In 2007, Hall struggled with a new position, injured his knee and ankle, and tried to play through injuries that could not be played through. "It was all my decision," he told The Athletic in 2019. "I wanted to play and help the team. But that might have hurt me and my career a little bit. I changed my swing to compensate for the things that were going on in my body. Once you hurt something, you start using other body parts, and then hammies start to get pulled, calves start to get pulled. It starts snowballing."
This is another thing that happens to ballplayers, and it went the way it tends to go. Hall continued to move around the diamond, but the pathways that he'd carved out as a big leaguer, the connections between one isolated tool and the next, grew over. In the last good season of his career, with Boston in 2010, Hall was a different hitter than he had been in 2006. He'd found his power—Hall hit 18 homers in 119 games—but had to trade against his more refined approach to get to it. A player can only do this for so long—the margins are just narrow, for everyone—and it was already getting late. The Red Sox did not bring him back. "I was on the move then and on the move the rest of my career," Hall told The Athletic. "I never got to settle anywhere. It wasn’t easy." Hall played for two teams in 2011 and struggled; he played in seven games for a very good Orioles team the next year and hit his last big-league homer, which as I write this remains the last home run hit by a player named Bill.

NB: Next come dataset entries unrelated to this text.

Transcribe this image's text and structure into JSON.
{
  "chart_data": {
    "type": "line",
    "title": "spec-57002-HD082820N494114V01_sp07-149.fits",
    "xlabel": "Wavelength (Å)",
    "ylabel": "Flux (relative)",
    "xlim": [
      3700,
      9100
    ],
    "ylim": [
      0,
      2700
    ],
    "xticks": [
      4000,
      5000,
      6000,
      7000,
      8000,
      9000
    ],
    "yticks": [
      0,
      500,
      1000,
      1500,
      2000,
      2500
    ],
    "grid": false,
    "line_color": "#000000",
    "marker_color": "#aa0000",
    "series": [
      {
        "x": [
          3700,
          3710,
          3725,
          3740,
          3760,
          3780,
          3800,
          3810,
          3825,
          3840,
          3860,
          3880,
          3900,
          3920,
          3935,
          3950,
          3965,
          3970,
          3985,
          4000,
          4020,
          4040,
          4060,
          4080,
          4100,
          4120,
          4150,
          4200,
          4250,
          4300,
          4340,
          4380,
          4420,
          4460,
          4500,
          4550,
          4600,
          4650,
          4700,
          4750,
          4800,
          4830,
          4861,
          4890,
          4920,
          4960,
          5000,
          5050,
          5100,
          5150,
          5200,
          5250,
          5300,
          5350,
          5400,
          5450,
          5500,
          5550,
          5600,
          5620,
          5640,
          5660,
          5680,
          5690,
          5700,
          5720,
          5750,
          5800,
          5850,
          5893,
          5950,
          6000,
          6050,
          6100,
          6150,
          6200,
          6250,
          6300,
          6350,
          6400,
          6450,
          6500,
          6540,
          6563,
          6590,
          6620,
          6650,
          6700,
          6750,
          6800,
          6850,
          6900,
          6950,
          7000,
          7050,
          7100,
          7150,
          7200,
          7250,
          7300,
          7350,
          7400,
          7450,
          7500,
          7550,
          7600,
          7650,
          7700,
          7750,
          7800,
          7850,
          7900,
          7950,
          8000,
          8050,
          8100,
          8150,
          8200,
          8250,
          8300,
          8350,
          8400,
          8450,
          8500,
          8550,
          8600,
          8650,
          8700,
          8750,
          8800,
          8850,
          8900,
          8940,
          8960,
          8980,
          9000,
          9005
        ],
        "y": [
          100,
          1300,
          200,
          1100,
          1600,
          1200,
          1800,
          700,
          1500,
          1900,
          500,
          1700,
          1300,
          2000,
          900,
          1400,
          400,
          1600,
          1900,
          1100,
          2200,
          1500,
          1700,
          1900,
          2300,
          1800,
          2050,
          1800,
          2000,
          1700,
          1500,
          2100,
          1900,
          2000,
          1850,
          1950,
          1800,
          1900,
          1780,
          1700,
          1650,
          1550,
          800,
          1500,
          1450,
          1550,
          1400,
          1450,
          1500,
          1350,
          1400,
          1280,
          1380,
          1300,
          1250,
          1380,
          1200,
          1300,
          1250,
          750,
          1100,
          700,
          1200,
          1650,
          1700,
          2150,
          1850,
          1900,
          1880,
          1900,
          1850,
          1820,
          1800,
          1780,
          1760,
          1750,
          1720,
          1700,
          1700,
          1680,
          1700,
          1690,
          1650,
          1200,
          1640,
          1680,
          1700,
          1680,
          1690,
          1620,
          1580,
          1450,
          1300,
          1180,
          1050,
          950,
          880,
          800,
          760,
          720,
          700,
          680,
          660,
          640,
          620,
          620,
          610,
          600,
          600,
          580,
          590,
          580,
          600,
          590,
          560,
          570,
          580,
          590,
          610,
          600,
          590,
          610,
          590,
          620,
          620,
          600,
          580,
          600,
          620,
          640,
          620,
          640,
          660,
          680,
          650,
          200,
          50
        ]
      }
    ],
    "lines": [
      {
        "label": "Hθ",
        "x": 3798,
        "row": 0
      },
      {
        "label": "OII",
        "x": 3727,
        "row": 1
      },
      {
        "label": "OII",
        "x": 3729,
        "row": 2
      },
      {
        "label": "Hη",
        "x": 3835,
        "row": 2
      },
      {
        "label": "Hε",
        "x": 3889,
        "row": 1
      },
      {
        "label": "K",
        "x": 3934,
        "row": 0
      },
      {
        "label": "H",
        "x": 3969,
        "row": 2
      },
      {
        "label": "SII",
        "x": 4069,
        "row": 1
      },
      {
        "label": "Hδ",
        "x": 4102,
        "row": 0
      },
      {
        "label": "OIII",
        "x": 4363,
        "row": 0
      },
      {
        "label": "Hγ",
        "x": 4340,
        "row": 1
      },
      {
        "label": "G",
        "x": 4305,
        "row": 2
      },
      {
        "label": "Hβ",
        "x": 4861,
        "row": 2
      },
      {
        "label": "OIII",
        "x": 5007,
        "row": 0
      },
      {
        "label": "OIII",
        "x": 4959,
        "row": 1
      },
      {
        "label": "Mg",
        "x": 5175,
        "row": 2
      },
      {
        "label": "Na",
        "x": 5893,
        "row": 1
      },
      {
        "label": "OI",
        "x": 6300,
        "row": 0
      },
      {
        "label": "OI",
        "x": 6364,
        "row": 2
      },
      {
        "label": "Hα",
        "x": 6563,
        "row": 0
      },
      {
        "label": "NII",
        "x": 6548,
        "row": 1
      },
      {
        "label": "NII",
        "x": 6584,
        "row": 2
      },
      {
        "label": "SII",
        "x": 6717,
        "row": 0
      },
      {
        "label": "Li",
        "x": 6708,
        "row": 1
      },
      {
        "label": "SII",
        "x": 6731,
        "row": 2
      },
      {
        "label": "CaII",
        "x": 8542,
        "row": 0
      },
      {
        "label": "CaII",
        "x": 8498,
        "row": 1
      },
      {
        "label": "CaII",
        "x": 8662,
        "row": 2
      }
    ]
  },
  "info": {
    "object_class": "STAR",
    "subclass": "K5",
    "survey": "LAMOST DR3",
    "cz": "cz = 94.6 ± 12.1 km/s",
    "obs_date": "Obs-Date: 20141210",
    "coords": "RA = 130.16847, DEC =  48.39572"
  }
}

When The Athletic talked to Hall in 2019, it was because he had signed a one-day contract to retire as a member of the Brewers. He was living in Nettleton, raising three daughters and teaching hitting lessons—"staying close to the game," he said, "not too close." He told The Athletic that he was happy giving hitting lessons and taking his kids to cheer competitions, but was also interested in broadcasting; he had previously appeared as himself alongside Chris Capuano and Jeff Suppan on The Young And The Restless. Hall's career had ended several times by then—the Brewers had elected him to their Wall Of Honor in 2014, after his second and final season with the independent Long Island Ducks—but this last ending was his to choose. "I was a baby when I was drafted from Mississippi," Hall said. "To be able to come back here and retire, I call it the beginning and the end."